Robison as founder and Crockett as an insurgent star on the rise may arguably be the top names on The Next Waltz marquee, but that’s not how Robison sees it nor wants it. Building a new scene—or, on a more specific, micro level, crafting a certain vibe—is of more interest to him than seeking to recapture his star-studded Nashville nights. The sounds of The Next Waltz can more or less fall under the larger country music umbrella, but Robison cites what he deems “the Willie demo” as his intended commercial target and artistic goal.
“Willie [Nelson] is his own thing,” Robison says. “He’s beyond politics, beyond what’s on the radio. He connects people, and he’s kind of a north star for people who move to Austin to make music instead of choosing Los Angeles or Nashville.” He hopes The Next Waltz can build community in a similar way.
Showcasing an analog ethos in the streaming age requires a practical fluidity Robison places at a premium. When you purchase a vinyl LP from The Next Waltz website, the album’s description proudly states it was “recorded at the Bunker in Lockhart with no digital shenanigans,” along with noting the name of the Texas-based artist responsible for the cover art. The records are also manufactured at pressing plants in Austin and Addison.
A record is a tangible product requiring its own unique set of studio rules. Robison enjoys working within the limitations of something that can be touched and felt rather than stored in the cloud. “We know we have only twenty-two minutes for each side of the actual LP when we record,” he says. “If you fill it up too much, the grooves aren’t going to be quite as deep as you want them to be and it won’t sound the way you want it to. There’s so much craft in making a vinyl LP.”
At the same time, Robison is pragmatic about the future of the music business. “Anything that can be digitized, whether it’s the written word or photographs or music, will be,” he says. “If you spend all your time making something that can be digitized, it will make you question your commitment, because it will in effect become free and you kind of have to be okay with that.”
Robison’s enlightened view on the monetary devaluing of music didn’t come easily or quickly.
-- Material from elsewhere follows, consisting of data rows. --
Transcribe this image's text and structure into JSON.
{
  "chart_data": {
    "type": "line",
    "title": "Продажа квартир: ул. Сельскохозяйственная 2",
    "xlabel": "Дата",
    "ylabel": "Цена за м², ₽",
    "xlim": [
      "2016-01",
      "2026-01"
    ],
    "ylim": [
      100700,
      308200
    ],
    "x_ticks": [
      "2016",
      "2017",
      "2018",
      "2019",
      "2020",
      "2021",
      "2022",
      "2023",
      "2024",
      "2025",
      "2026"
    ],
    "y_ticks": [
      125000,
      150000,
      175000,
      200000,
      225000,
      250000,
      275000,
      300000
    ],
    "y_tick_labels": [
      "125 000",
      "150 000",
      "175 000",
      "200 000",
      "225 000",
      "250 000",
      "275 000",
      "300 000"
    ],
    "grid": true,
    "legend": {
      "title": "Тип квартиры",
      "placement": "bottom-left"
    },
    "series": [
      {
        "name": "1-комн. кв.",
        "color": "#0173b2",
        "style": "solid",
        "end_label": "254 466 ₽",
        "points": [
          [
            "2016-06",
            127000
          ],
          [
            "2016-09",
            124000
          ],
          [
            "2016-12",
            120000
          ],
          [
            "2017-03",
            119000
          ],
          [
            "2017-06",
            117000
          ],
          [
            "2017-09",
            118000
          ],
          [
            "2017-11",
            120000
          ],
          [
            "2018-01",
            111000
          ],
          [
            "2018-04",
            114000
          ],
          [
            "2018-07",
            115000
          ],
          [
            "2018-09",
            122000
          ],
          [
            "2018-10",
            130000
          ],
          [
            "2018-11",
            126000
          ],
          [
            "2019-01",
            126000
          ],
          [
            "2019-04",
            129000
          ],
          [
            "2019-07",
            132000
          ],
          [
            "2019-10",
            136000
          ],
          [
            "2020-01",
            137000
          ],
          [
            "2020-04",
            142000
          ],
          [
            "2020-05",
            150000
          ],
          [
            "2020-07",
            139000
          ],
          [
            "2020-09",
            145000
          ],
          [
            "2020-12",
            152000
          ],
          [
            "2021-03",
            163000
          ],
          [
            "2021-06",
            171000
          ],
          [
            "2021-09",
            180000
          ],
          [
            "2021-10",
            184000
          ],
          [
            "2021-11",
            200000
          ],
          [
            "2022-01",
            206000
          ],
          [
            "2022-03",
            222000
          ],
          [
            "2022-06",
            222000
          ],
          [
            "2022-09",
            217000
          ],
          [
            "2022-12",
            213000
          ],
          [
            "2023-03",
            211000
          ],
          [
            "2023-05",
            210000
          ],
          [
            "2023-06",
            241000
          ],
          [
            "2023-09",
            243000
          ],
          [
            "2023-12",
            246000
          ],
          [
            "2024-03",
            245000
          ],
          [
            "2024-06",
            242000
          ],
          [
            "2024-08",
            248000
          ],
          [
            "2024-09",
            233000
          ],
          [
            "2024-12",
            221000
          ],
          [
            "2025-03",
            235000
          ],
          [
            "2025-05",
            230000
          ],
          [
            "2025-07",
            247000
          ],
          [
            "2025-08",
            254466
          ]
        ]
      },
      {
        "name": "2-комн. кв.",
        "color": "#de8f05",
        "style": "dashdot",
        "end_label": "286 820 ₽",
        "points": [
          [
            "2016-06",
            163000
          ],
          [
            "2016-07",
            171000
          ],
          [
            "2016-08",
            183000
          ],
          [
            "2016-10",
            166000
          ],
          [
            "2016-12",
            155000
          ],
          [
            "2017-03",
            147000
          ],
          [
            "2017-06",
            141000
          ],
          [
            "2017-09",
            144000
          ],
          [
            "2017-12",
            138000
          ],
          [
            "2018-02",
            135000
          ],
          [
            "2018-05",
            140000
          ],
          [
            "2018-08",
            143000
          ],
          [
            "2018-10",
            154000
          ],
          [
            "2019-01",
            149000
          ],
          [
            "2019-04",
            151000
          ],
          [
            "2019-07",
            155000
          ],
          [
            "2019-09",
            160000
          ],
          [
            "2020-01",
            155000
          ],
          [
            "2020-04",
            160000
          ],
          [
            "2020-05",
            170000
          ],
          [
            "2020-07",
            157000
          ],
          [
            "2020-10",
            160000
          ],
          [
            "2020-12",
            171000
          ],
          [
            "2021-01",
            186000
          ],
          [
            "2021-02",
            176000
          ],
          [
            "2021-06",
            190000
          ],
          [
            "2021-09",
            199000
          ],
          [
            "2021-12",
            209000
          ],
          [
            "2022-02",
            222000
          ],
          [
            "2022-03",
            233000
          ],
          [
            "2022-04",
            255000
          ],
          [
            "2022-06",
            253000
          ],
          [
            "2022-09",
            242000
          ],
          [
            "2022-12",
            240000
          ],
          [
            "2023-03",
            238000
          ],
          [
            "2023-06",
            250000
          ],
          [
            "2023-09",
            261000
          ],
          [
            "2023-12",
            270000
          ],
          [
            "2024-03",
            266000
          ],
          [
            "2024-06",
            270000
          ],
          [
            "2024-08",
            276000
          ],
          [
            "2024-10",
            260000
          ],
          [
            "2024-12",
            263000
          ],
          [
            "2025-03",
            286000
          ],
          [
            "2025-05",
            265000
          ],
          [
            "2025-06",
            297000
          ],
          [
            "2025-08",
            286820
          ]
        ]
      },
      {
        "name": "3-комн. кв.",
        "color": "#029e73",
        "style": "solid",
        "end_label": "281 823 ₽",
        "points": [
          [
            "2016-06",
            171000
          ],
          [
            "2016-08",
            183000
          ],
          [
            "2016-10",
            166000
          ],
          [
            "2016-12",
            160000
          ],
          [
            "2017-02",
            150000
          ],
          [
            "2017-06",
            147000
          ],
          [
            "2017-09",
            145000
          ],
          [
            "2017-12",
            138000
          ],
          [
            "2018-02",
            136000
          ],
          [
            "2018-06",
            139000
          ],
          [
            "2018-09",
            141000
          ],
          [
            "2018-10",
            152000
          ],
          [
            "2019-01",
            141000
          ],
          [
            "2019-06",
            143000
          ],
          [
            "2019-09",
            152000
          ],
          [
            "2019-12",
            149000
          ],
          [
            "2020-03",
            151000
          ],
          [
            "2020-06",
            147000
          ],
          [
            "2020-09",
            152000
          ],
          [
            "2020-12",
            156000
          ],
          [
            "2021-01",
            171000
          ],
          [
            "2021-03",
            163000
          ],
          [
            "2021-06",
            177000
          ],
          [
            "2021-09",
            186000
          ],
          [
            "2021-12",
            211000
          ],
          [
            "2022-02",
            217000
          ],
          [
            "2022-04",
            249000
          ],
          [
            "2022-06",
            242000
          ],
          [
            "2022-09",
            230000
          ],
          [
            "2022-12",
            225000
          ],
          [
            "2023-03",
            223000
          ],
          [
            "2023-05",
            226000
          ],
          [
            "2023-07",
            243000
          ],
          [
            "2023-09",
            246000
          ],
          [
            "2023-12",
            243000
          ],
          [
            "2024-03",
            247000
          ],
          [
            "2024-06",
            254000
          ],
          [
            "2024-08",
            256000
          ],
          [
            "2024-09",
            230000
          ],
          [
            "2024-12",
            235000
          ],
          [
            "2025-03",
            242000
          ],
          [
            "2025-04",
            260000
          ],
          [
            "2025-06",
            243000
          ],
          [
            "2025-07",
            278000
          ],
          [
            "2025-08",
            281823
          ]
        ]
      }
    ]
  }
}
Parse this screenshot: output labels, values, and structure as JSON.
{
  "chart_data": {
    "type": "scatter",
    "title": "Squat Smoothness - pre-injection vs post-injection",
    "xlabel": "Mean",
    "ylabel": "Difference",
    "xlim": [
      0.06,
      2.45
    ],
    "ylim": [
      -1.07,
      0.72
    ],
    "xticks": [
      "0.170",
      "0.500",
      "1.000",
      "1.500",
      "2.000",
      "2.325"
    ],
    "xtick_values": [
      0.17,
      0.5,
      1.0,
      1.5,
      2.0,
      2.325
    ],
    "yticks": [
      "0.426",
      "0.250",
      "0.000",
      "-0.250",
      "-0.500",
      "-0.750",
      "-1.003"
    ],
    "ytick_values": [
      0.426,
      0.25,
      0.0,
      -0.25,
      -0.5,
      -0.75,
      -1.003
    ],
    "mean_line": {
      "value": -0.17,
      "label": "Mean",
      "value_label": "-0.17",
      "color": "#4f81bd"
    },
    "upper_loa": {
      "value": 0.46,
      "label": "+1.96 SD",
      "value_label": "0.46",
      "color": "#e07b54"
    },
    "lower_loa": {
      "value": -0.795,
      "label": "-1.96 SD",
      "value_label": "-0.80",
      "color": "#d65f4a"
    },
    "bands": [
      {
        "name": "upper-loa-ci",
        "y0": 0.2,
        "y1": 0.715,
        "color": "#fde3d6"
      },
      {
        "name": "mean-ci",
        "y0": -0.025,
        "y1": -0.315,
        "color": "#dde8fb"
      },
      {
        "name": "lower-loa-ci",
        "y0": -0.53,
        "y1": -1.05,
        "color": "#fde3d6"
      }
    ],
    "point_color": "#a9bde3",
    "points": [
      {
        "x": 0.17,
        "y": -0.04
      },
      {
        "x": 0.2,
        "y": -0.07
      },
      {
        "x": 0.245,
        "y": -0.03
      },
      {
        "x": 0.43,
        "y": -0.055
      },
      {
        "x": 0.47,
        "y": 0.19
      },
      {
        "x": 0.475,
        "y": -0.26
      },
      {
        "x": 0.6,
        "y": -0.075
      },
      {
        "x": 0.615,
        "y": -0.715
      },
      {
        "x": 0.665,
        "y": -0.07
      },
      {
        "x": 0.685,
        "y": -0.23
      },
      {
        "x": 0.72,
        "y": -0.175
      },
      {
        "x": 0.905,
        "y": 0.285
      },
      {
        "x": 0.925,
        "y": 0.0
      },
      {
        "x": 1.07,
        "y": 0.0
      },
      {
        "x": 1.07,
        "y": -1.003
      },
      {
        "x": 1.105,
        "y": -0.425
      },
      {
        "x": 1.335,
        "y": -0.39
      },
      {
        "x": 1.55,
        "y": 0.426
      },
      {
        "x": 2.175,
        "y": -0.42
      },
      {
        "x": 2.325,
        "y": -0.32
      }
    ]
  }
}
He admits he spent years “mourning the way things used to be” before searching for a more fulfilling way beyond number-one hits. It seems as though he’s found that path, but he knows all too well that The Next Waltz is only as successful as its next song.
“A lot of different things and different wrong turns have led us here to where we’re now saying, ‘Well, man, this is sort of working,’” he says. “There have been so many people out there who’ve been so supportive, but people are looking for something interesting. They will reward you when you are and ignore you when you’re not.”